3. Practice Self Care

  • Take all precautions recommended by health experts and officials to maintain personal health and wellbeing. Being sick can increase household stress and limit mobility if leaving is necessary.
  • Encourage all members of the family to participate in self-care activities such as meditation, exercise, reading, music, etc. to reduce overall household stress.
  • Establish and maintain a routine for children to provide a sense of security.

4. Get Help

  • Reach out for help and utilize the resources available. You are not alone. Advocates are available 24/7 to work with you and make an individualized safety plan or to work with you if you must leave the home.

Pet Owners

  • Experts currently believe that dogs and cats are not at risk for spreading COVID-19. Reinforce this with perpetrators who may be threatening a pet.
  • It is still safe to walk the dog while social distancing. Use this as an opportunity to make a call to the hotline or reach out to trusted family or friends for help.
  • Set aside supplies, and include in your to-go bag the needed pet supplies and materials, hidden but easily accessible. Make sure to include necessary food, medication, and records for pets.
  • Find a friend or family member to help care for your pet in case of a sudden emergency, and compile all vaccine and registration paperwork to go with the pet.
  • If you are struggling financially due to COVID-19, there are organizations that can help provide you with pet food and supplies during this time.
    • ASPCA Community Engagement program has partnered with PETCO to establish a pet food distribution center in Manhattan.
    • Many human food banks have also begun to stock pet food – call the food banks in your neighborhood to ask.

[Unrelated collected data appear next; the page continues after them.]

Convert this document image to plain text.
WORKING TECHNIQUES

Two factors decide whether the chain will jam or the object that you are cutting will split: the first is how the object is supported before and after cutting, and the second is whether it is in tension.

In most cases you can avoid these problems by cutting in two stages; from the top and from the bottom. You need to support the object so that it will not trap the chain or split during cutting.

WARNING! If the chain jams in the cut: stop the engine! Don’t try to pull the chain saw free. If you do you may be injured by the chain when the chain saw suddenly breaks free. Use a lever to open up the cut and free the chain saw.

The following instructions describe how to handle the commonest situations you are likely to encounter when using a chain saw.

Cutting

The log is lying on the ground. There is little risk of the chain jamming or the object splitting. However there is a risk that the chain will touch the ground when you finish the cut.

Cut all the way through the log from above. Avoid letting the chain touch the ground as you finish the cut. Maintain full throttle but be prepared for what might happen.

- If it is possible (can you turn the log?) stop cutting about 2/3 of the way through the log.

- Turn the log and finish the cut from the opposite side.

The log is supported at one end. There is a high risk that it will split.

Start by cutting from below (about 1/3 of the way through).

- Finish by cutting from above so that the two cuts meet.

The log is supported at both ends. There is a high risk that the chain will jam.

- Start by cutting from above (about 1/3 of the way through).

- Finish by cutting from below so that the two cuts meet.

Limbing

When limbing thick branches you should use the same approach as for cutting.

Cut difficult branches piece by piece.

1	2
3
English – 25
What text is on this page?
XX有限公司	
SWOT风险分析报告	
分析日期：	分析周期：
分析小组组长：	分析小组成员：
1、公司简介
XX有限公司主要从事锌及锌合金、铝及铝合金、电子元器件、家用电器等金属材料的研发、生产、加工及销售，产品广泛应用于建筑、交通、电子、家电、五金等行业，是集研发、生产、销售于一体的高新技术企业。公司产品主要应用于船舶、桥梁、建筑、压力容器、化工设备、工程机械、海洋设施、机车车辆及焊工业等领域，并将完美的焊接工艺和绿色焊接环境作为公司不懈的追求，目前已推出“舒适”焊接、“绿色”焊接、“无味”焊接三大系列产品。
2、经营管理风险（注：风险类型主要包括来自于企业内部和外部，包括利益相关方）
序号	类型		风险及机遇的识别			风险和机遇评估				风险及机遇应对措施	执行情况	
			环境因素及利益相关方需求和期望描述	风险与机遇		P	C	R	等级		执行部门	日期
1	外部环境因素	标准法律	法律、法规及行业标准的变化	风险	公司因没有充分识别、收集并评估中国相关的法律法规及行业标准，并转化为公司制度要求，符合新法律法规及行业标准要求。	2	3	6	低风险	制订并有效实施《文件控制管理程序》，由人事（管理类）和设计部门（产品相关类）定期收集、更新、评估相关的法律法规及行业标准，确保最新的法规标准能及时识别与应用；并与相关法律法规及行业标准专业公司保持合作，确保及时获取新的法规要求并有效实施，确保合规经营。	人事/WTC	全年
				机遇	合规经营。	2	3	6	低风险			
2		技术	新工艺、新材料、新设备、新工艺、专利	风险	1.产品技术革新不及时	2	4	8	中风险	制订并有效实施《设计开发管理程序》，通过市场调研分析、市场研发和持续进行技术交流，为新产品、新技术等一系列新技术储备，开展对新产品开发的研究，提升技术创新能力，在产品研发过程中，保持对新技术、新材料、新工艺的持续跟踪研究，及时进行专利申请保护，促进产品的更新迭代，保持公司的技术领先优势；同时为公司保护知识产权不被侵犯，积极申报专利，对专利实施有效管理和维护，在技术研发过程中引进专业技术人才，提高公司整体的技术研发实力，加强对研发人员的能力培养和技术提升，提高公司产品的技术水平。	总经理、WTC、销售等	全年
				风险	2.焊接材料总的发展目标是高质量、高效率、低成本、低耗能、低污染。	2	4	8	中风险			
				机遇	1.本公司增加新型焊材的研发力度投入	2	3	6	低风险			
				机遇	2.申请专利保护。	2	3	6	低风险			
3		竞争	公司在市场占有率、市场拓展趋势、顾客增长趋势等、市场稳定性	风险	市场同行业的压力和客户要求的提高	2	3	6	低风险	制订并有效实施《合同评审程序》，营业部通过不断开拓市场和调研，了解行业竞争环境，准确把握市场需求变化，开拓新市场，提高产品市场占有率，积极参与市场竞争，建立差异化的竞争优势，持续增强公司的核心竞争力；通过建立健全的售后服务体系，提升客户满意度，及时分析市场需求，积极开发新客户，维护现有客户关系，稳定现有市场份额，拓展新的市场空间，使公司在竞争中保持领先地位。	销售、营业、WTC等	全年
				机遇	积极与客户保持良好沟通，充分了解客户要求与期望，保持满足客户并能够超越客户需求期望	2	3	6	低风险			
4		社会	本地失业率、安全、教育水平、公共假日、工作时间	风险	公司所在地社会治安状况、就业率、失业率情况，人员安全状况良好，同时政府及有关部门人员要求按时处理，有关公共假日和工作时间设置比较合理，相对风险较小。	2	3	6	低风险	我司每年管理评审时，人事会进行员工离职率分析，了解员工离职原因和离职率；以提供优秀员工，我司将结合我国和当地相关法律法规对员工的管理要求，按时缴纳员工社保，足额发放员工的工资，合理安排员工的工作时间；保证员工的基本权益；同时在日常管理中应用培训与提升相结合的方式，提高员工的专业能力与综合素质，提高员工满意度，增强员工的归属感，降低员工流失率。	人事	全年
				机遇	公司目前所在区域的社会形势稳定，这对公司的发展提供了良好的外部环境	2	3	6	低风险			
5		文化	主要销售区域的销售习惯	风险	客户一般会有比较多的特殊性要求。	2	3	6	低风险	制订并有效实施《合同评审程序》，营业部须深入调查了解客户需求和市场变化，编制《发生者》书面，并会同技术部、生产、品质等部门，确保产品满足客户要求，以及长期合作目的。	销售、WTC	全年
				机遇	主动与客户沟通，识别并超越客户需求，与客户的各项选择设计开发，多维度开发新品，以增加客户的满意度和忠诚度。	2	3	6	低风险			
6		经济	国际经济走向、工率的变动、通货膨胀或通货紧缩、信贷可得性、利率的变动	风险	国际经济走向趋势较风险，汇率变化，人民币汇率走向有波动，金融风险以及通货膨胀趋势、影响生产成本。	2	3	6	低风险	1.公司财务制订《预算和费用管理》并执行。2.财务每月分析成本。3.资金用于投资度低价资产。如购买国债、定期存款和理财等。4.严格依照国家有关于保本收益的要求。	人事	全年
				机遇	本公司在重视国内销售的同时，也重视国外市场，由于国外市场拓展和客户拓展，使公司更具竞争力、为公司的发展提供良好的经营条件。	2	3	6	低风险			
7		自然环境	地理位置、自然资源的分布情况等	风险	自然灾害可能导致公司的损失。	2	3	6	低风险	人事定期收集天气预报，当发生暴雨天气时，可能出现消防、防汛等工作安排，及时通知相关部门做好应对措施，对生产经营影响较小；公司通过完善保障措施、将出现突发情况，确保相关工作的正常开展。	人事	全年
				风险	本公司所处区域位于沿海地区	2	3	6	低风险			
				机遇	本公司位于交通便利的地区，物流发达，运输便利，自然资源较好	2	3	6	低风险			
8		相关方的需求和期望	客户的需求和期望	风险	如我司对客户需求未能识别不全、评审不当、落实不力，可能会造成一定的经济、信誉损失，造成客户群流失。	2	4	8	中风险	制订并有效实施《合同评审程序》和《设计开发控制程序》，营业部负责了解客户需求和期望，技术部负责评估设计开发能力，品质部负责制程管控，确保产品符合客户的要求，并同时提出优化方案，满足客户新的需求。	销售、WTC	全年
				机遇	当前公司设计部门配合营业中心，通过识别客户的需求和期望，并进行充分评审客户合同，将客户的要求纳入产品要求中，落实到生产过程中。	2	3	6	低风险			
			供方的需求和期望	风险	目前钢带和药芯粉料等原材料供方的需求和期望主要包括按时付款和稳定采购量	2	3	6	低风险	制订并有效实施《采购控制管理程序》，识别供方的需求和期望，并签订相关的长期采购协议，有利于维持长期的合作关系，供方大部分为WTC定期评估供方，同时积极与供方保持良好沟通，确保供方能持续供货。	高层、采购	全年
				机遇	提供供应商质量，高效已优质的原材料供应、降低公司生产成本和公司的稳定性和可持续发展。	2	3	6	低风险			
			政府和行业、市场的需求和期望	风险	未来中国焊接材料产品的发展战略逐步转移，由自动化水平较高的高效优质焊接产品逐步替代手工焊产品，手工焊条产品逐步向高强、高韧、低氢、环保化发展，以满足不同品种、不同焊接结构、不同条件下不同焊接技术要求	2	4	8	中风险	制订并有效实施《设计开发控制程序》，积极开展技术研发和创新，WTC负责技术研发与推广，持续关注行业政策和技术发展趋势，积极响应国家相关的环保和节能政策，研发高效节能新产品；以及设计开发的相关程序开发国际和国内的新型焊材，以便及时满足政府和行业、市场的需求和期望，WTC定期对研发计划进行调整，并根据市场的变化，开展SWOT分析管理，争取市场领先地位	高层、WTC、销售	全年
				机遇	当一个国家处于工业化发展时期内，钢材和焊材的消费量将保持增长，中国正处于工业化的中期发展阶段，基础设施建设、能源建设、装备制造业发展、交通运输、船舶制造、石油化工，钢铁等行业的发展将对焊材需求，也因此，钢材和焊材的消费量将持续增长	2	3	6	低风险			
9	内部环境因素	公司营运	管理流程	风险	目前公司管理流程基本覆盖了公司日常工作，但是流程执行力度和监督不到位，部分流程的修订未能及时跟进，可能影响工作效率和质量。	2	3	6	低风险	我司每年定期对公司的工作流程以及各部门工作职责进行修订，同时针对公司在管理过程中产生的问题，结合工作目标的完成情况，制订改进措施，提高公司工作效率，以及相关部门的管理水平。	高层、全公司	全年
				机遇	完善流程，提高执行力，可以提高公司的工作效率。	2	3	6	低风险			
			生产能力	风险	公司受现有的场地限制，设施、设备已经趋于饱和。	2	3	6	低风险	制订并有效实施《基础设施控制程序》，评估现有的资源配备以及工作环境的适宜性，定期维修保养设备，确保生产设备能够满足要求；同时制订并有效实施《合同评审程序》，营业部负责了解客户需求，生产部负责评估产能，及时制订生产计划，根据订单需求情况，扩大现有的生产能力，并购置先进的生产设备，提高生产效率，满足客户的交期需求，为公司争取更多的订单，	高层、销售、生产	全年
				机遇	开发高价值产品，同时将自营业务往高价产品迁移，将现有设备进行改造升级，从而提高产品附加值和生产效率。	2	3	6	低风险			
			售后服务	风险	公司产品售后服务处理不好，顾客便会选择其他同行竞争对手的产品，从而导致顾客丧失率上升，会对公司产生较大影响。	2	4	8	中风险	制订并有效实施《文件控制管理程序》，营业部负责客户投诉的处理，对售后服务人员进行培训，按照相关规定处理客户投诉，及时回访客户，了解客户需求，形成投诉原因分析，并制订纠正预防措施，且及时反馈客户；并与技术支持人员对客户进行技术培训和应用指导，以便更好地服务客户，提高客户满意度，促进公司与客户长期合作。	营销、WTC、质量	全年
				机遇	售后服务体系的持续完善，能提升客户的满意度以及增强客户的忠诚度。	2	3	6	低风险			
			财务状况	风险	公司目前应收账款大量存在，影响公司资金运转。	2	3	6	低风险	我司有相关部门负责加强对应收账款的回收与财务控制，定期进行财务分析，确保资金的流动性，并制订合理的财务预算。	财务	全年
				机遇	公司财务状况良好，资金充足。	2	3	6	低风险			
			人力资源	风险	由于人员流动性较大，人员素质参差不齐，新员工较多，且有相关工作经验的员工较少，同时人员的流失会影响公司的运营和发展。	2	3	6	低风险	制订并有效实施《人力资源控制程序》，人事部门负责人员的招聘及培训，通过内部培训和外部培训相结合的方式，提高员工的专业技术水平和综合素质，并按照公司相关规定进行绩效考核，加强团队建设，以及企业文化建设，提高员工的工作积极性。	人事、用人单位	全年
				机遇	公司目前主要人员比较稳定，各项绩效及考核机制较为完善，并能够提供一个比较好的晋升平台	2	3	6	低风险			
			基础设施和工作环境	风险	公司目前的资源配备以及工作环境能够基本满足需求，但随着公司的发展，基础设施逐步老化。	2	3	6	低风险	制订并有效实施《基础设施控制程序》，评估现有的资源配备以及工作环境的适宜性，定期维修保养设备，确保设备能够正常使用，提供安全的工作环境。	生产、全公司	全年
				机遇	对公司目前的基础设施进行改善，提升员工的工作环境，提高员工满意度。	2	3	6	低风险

Picking up supplies for pets can also be an opportunity for privacy to call the DV hotline.

LGBTQ Identified Individuals

  • All survivors have the right to have access to DV shelter including LGBTQ survivors- you cannot be discriminated against based on your gender identity or sexual orientation.
  • If safe to do so, try to stay connected with your community and chosen family- as families of origin may perpetuate hate violence and lack of acceptance (although not always!)
  • If you are with a partner that denies or disregards your identity as a part of the abuse (uses incorrect pronouns, restricts articles of clothing that are affirming, etc.), try to connect with people in your life that are affirming and validating.
  • If it is safe to do so, and if you think that you may have to leave in a hurry, try to keep important documents on you at all times (ID, name change documents, medications, hormones, some small amounts of cash, etc.).
  • If it is safe to do so, take advantage of hotlines (AVP, NDVH) that are there to support you and affirm your identity and experiences- if possible try to make the call from a room where you won't be overheard like the bathroom or another bedroom.
  • Report violence against LGBTQ individuals, as a victim or bystander, by contacting NYC Anti-Violence Project (AVP) online at https://avp.org/get-help/report-violence/ or call the hotline at 212-714-1141.
  • If you are reporting from outside of New York and would like services, NYC AVP staff can help refer you to a local AVP or other source of local support.

Realize that you are not alone, we are here to help, and there is hope.